FISIM development project

The recently published Independent Review of UK Economic Statistics, by Professor Sir Charles Bean (The Bean Review), highlighted potential deficiencies in the existing methodology for calculating Financial Intermediation Services Indirectly Measured (FISIM). The Bean Review identified the impact of additional default premia on FISIM, especially at the height of the financial crisis and suggested that the ONS consider compiling an alternative measure of FISIM though acknowledged the ONS were bound by ESA 2010 Regulation.

In April, the Bank and ONS published a joint article that presented an approach to adjust FISIM to exclude default compensation. The Bank and ONS will then consider how to influence the next iteration of international standards with a view to changing the current methodology.

Structural reform

Structural reform is a UK policy response to the resolution issues highlighted by the financial crisis, which aims to improve the resilience and resolvability of banks, by ring-fencing their core services (primarily retail deposit taking and lending functions) from the riskier business lines within the group. This is intended to ensure that the provision of core services is protected from shocks that originate in the rest of the banking group or the wider financial system.

Key structural reform policy changes which will affect statistical reporting include:

  • The ring-fenced bank must be structured as a ‘sibling’, rather than a subsidiary, of the non-ring-fenced bank;
  • The ring-fenced bank must be capable of meeting prudential capital and liquidity requirements on a ring-fenced sub-consolidation basis; and
  • The ring-fenced bank must conduct intragroup arrangements on arms’ length terms.

Consequently, in-scope banking groups will change their structure to comply with requirements before the policy comes into effect in 2019. Changes to the structure of in-scope banking groups will affect both statistical and regulatory reporting and the Bank will look to ensure that any structural changes do not adversely affect overall data quality or coverage.

Review of the sterling ERI

The Bank compiles and publishes the sterling Exchange Rate Index (ERI) on a daily basis. The sterling ERI is a measure of the overall change in the trade-weighted effective exchange value of sterling, calculated by weighting together bilateral exchange rates.
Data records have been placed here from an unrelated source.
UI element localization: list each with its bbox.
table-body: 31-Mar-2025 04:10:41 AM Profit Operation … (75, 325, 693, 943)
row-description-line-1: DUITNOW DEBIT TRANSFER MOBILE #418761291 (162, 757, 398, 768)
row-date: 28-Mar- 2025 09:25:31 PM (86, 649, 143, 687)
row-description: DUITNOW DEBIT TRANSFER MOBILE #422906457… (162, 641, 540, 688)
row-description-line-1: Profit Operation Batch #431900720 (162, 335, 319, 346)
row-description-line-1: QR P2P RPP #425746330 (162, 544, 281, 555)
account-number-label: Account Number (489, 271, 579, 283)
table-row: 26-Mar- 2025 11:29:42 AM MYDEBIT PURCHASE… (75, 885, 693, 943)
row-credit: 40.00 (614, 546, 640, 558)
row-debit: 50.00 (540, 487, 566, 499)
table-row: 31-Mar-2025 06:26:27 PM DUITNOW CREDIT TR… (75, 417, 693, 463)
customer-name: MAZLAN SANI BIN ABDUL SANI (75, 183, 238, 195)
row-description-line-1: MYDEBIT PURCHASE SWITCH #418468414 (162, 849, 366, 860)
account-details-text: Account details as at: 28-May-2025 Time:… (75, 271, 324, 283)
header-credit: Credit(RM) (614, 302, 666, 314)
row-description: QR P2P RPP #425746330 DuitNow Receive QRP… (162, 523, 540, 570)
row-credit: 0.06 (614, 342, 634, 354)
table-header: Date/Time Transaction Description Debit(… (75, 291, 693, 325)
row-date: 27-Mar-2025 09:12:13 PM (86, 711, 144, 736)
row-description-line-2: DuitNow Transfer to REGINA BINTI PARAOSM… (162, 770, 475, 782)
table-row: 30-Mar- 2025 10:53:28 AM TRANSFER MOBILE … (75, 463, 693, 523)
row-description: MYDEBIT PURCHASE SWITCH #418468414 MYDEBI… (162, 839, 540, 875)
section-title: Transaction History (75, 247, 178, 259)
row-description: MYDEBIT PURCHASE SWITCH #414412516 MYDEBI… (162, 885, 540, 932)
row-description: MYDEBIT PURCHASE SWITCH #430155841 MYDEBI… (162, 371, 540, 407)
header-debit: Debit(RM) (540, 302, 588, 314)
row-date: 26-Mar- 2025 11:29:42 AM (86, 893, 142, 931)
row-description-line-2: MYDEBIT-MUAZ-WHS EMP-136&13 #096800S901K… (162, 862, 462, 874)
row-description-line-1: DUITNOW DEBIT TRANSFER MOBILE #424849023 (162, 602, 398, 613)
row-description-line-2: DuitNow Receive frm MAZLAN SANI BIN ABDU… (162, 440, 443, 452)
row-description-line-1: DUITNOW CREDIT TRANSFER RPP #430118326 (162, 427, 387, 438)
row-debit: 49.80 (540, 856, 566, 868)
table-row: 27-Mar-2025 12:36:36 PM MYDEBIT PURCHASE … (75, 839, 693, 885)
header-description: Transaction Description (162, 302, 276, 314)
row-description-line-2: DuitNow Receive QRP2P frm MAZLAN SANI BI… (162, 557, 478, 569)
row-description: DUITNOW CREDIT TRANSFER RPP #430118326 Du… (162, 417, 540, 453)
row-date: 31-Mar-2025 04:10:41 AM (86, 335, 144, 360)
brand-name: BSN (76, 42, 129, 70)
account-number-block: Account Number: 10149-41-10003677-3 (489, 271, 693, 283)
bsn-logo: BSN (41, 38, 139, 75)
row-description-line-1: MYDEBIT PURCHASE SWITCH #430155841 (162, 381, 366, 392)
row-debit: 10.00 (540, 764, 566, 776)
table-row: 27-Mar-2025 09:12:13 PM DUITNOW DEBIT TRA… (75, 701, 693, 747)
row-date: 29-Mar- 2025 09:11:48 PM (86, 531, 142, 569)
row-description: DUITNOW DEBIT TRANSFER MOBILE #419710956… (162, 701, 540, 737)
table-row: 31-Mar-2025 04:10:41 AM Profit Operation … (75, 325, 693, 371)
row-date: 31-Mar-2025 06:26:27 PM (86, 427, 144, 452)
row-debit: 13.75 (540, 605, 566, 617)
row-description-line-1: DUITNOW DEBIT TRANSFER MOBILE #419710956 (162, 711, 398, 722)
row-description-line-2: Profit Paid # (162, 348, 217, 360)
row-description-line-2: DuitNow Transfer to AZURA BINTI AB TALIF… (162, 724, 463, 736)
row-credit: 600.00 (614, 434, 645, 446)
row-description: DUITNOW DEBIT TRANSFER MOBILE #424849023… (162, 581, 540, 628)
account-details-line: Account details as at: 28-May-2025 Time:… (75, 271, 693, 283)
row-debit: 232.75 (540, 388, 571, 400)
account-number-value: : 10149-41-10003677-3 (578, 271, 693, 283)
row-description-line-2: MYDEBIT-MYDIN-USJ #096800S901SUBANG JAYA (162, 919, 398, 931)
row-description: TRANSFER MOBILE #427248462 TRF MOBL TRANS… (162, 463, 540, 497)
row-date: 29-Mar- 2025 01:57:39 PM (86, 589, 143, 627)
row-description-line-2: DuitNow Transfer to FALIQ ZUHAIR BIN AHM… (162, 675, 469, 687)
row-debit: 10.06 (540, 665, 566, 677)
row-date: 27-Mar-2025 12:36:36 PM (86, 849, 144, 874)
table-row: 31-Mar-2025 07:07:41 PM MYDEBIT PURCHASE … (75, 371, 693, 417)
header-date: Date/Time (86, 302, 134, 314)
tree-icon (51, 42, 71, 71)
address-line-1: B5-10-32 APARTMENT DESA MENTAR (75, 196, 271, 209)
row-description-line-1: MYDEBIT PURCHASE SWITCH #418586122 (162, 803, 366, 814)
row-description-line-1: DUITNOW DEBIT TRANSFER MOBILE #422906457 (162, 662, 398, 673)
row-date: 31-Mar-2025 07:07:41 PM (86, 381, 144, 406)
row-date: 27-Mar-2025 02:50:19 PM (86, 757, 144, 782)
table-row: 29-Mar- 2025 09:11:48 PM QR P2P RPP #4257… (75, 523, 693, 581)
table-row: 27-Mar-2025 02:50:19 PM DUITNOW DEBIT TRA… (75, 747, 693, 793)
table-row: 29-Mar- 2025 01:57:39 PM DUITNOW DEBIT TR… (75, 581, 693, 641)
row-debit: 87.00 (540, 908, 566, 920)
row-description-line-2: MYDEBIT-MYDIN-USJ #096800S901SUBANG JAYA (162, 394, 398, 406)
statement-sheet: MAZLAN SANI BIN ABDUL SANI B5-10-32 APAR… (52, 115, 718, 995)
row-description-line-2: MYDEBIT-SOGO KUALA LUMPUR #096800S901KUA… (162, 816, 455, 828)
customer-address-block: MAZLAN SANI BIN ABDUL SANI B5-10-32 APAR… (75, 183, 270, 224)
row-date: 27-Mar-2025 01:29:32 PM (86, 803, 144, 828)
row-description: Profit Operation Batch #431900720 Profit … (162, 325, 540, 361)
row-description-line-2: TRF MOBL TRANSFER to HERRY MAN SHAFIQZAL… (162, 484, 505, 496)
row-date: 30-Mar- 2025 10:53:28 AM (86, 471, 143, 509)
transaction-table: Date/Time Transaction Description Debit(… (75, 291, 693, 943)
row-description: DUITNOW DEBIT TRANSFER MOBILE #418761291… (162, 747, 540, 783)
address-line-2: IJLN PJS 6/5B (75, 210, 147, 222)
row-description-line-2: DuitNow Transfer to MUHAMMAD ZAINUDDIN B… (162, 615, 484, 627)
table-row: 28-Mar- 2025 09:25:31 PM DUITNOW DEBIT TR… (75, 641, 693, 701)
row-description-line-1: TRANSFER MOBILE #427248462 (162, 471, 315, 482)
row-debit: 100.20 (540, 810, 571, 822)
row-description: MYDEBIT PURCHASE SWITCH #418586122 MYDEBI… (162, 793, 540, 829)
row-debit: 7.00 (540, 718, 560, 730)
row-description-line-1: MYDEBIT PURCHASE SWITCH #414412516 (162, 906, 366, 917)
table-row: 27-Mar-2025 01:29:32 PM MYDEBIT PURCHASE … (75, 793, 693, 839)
It is designed to measure changes in the price competitiveness of traded goods and services and so the weights reflect trade flows in manufactured goods and total services.

The current methodology used to derive the trade weights was originally introduced in Spring 2005 and presented in a Bank Quarterly Bulletin article, The new sterling ERI.

The underlying competitive weights were estimated by the International Monetary Fund (IMF) based on global trade patterns in 1999-2001. The Bank is looking to update these competitive weights using trade patterns in 2011-2013. Once complete, the Bank aims to present the findings in an update to the Quarterly Bulletin article and introduce as part of the regular reweighting exercise in March 2018.

Other commitments

Beyond the bounds of the formal statistical work programme, the Bank is working to identify and address information gaps with other organisations internationally, co-ordinated by the Inter-Agency Group on Economic and Financial Statistics (comprising the Bank for International Settlements, the European Central Bank, Eurostat, the IMF, the Organisation for Economic Co-operation and Development, the United Nations Statistics Division and the World Bank. Most of the identified data gaps relate to the Bank’s financial stability objective.